The British negotiator had brought things to a head a week earlier by presenting a "final" constitutional proposal: it guarantees 20% of the parliamentary seats to Rhodesia's white minority of 212,000, but strips it of its effective control of the military, judiciary and civil service. While avoiding the word ultimatum, Carrington insisted on the accord of both parties by Oct. 8.
Before that deadline was up, Zimbabwe Rhodesia's Prime Minister Abel Muzorewa accepted the British draft unequivocally. He then repeated his demand that the British meet their "legal and moral obligation to immediately lift [economic] sanctions and lead us to international recognition." The only dissenter in Muzorewa's twelve-man party was former Prime Minister Ian Smith. He denounced the British pact as "madness" and flew back to Salisbury to rally white support against it.
When the talks resumed, the guerrillas offered a constitutional plan of their own that rejected four key features of the British proposal: certain entrenched guarantees for whites; continued citizenship for immigrants who settled in Rhodesia after the 1965 Unilateral Declaration of Independence; pensions for former officials of the Salisbury regime; and compensation for any property seized by a future Zimbabwe government. Carrington promised to study the document, but insisted that his plan was the only possible basis for settlement and gave the guerrillas another 48 hours to accept it.
In the meantime, the Foreign Secretary visited Blackpool to defend the negotiations before a turbulent Conservative Party conference. Heckled and jeered by pro-Rhodesia right-wingers, Carrington withstood their demands for an immediate lifting of sanctions and pledged not to allow "any party to unilaterally determine the outcome of the London conference." Carrington's speech received a standing ovation and his position prevailed in a conference resolution; it called for an end to sanctions and recognition of the breakaway colony "as soon as practically possible."
Having weathered the storm within his own party, Carrington held firm when Nkomo and Mugabe insisted that they still could not agree on a constitution. He offered no further compromise, beyond the suggestion that Britain and other Western governments, certainly including the U.S., would be willing to help bear the financial burden of compensating dispossessed white landholders.

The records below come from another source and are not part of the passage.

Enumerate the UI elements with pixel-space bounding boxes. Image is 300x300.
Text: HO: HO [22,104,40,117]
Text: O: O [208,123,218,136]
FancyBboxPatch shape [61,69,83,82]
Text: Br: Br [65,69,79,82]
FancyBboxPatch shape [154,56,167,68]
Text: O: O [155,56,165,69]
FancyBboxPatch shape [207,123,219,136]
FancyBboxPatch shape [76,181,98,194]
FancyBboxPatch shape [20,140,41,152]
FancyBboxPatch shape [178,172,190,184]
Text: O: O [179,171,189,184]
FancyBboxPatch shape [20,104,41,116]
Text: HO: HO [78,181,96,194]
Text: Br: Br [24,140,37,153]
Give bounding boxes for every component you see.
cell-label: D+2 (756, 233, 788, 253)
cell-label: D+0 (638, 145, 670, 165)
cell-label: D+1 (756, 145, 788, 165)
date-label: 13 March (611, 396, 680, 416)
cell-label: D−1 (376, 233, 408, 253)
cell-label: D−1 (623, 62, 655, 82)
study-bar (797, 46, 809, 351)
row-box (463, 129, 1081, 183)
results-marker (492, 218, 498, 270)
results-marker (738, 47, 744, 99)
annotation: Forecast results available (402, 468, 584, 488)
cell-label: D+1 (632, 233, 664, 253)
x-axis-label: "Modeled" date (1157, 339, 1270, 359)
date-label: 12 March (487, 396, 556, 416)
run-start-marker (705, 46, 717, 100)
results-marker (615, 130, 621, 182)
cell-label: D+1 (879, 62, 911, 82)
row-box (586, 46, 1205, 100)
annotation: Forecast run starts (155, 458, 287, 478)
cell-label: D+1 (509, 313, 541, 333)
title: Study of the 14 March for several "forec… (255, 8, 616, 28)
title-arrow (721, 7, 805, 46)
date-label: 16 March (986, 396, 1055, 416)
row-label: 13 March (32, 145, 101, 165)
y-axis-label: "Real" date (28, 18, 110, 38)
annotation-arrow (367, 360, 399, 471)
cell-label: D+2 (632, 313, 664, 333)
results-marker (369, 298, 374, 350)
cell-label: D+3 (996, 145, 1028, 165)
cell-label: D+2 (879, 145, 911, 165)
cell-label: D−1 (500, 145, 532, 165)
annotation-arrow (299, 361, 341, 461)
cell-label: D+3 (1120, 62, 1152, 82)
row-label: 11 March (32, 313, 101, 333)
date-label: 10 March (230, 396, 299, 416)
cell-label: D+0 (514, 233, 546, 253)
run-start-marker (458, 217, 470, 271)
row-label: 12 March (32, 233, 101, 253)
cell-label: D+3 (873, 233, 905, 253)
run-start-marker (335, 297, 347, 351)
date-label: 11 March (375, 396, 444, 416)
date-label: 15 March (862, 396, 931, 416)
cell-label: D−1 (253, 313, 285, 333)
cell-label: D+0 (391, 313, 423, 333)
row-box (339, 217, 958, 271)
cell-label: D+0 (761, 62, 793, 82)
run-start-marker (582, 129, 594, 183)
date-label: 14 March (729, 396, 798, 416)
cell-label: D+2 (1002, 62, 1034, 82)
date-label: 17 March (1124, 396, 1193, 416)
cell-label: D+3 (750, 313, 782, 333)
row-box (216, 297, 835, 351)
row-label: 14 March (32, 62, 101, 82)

The guerrillas thus found themselves in an increasingly awkward and isolated position. Should they persist in rejecting the British draft, Prime Minister Margaret Thatcher's government may recognize the Muzorewa government and proceed with elections under the British constitutional plan. That would leave the guerrillas little choice but to "achieve peace through the barrel of a gun," as Mugabe put it last week. With 40,000 troops under arms, the Patriotic Front can carry on the seven-year-old civil war indefinitely--a prospect almost no one favors. Thus the hope was that Mugabe and Nkomo might present a flexible new interpretation of Carrington's final offer that the British and the bishop could accept. But time was running out. The hands have been called, and all sides must show their cards.